Hace apenas unos días falleció el gran actor Christopher Plummer (os recomiendo una de sus grandes últimas interpretaciones “Remember”, de Atom Egoyan, que podéis encontrar en Filmin).

Y hoy, como si asistiésemos a la desaparición paulatina, inexorable y dolorosa de todas nuestras referencias culturales, nos ha dicho adiós uno de los últimos genios: Jean-Claude Carrière.

Tal y como me ocurrió en enero de 2013, hoy tampoco he podido evitar la tentación de acudir a mi amigo Juan Pablo Caja –del que tenéis un link de enlace desde este blog- y vuelvo a colgar esta entrevista que le realizó a Jean-Claude Carrière. Pero ya decía entonces que Juan Pablo lo explica mejor que yo… Que disfrutéis de nuevo con la entrevista.

Sergio Barce, febrero 2021

 “Tenemos que hacer cualquier cosa, menos cualquier cosa”

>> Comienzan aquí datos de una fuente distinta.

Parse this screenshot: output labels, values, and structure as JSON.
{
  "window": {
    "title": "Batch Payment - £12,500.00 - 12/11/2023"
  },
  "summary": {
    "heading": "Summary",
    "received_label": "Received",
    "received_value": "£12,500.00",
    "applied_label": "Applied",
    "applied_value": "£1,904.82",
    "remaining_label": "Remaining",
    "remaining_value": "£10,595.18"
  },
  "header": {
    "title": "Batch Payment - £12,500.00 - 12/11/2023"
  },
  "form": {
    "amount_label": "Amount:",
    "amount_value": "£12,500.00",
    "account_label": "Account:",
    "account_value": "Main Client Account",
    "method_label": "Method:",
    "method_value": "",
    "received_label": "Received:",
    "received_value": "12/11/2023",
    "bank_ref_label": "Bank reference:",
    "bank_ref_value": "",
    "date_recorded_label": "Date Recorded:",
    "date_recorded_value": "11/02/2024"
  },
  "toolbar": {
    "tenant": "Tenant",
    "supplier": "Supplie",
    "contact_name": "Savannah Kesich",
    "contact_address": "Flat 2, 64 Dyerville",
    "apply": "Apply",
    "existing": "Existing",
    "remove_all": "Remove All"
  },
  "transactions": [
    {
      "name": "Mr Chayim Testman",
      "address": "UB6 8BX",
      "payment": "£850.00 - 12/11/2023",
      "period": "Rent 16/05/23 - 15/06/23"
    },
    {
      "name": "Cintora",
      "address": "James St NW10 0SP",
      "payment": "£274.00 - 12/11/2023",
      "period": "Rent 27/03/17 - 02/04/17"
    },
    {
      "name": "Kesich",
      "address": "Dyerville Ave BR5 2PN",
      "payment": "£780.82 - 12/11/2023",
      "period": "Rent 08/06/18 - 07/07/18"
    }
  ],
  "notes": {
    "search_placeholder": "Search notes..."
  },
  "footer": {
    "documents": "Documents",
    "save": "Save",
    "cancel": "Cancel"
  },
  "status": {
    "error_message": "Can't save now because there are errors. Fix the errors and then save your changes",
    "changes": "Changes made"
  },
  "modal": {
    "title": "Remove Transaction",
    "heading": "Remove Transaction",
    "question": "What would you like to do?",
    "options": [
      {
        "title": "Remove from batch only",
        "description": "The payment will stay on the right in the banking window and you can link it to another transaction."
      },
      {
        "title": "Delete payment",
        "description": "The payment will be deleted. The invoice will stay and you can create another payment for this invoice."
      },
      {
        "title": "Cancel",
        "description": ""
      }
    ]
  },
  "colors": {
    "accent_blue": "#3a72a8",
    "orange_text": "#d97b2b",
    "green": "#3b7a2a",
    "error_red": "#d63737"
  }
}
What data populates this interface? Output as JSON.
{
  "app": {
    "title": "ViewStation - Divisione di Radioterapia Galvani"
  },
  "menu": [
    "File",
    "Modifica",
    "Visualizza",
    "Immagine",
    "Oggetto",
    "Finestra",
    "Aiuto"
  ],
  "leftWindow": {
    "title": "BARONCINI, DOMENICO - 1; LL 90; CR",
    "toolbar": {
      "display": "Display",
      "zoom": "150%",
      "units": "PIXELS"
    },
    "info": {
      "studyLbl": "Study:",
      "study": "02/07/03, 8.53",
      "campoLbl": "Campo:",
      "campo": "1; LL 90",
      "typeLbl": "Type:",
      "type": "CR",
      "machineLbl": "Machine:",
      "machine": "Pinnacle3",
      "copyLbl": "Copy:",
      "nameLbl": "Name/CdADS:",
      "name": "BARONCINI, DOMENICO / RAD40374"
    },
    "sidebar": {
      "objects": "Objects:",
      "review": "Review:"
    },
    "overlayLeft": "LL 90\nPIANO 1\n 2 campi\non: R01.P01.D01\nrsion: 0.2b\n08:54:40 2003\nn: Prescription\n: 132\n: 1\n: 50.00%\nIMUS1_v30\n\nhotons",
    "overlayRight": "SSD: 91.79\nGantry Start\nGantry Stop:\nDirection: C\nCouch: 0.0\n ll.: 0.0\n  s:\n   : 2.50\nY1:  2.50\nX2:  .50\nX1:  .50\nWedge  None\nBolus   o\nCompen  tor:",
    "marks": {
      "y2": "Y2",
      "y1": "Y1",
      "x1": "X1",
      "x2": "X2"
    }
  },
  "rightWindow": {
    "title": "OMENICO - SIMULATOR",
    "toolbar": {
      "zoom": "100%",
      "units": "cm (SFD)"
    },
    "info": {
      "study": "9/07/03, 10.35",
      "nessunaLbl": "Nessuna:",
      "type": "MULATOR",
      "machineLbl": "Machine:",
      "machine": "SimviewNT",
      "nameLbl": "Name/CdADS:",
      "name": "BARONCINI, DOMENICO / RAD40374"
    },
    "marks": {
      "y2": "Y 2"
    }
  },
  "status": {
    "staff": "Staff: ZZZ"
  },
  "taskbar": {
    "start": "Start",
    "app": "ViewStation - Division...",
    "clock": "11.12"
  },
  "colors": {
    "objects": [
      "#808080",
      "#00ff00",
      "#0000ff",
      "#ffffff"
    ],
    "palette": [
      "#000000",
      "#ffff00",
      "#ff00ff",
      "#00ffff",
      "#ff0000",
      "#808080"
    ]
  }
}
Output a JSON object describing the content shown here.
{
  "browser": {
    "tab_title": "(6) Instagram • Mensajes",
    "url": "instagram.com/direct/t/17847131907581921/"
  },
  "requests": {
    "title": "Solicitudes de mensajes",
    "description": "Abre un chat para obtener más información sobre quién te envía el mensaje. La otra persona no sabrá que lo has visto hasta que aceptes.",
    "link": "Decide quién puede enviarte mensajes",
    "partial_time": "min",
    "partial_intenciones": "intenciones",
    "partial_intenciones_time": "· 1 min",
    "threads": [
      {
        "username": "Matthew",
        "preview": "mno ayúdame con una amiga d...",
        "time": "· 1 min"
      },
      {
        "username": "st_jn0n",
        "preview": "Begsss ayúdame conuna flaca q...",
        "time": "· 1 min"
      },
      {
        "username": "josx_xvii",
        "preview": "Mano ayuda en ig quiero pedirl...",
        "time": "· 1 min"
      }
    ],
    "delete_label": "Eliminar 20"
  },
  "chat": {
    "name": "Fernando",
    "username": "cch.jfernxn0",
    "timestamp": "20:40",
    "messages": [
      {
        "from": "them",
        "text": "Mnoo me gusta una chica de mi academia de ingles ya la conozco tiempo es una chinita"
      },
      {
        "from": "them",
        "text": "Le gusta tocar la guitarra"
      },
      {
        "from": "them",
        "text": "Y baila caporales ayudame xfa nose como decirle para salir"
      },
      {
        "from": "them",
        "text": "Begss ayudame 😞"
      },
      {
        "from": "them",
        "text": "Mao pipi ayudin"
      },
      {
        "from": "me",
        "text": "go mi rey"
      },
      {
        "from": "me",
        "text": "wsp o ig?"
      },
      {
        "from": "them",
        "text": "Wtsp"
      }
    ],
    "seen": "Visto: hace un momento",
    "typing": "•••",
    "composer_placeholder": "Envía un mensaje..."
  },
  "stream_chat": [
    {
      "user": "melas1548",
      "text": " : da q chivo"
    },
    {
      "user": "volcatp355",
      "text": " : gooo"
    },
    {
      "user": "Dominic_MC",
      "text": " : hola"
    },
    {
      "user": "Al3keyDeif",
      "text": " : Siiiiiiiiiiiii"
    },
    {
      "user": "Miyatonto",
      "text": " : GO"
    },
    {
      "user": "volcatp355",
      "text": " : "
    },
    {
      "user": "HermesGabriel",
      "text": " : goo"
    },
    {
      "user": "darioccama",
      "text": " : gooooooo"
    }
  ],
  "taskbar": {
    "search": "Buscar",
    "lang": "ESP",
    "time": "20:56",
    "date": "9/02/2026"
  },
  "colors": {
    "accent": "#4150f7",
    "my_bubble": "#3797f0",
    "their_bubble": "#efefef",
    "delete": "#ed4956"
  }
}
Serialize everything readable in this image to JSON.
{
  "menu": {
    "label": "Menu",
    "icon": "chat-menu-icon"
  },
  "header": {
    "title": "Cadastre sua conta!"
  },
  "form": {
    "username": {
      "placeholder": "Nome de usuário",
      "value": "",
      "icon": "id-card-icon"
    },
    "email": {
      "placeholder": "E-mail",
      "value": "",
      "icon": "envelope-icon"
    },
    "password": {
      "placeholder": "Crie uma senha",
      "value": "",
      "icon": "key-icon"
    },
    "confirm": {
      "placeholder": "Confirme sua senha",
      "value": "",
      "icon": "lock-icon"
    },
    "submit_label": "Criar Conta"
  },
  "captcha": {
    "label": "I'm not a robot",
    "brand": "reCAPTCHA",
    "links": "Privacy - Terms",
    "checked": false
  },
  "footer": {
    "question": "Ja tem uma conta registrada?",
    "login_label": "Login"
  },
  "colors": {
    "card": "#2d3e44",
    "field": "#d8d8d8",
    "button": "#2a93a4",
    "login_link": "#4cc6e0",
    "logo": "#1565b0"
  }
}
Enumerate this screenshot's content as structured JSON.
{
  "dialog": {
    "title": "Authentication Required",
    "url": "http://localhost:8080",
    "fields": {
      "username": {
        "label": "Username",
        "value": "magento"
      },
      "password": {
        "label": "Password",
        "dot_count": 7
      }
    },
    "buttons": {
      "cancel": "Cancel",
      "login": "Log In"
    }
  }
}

En noviembre de 2011, Jean-Claude Carrière, de paso por Barcelona, tuvo la amabilidad de visitar el Club Pickwick, despacho y plató ocasional de la productora Pickwick Films, para grabar una serie de breves intervenciones para el programa “Amb Filosofia”, espacio de divulgación filosófica que se emite por el Canal 33 de la televisión autonómica catalana. Aprovechando la visita, y como preparación a la grabación de las tomas para el programa, tuvimos también la fortuna de poder grabar esta conversación con el periodista Emilio Manzano (presentador y director de “Amb filosofia”): casi una hora de entrevista en la que nos habla de Buñuel, de su relación con España (acababa de publicarse el libro “Para matar el recuerdo”, las memorias españolas de Carrière), de cine, del Quijote como oráculo, y de otras cosas que encontraréis en este vídeo, inédito hasta el momento, y que compartimos ahora en la red entre amigos y seguidores del programa y de Pickwick Films, nuestra productora… en fin, para los que estuvimos allí, una velada que vivirá en el recuerdo y que rematamos con buen vino del Bierzo, callos, sobrasada mallorquina, y amena charla con un siempre agudo, fascinante, charmant, Jean-Claude Carrière. Espero que os interese.

Juan Pablo Caja

AQUÍ TENEÍS EL ENLACE PARA VER LA ENTREVISTA:

JEAN-CLAUDE CARRIÈRE (1931) fue uno de los máximos exponentes del surrealismo francés. Se graduó en Literatura e Historia.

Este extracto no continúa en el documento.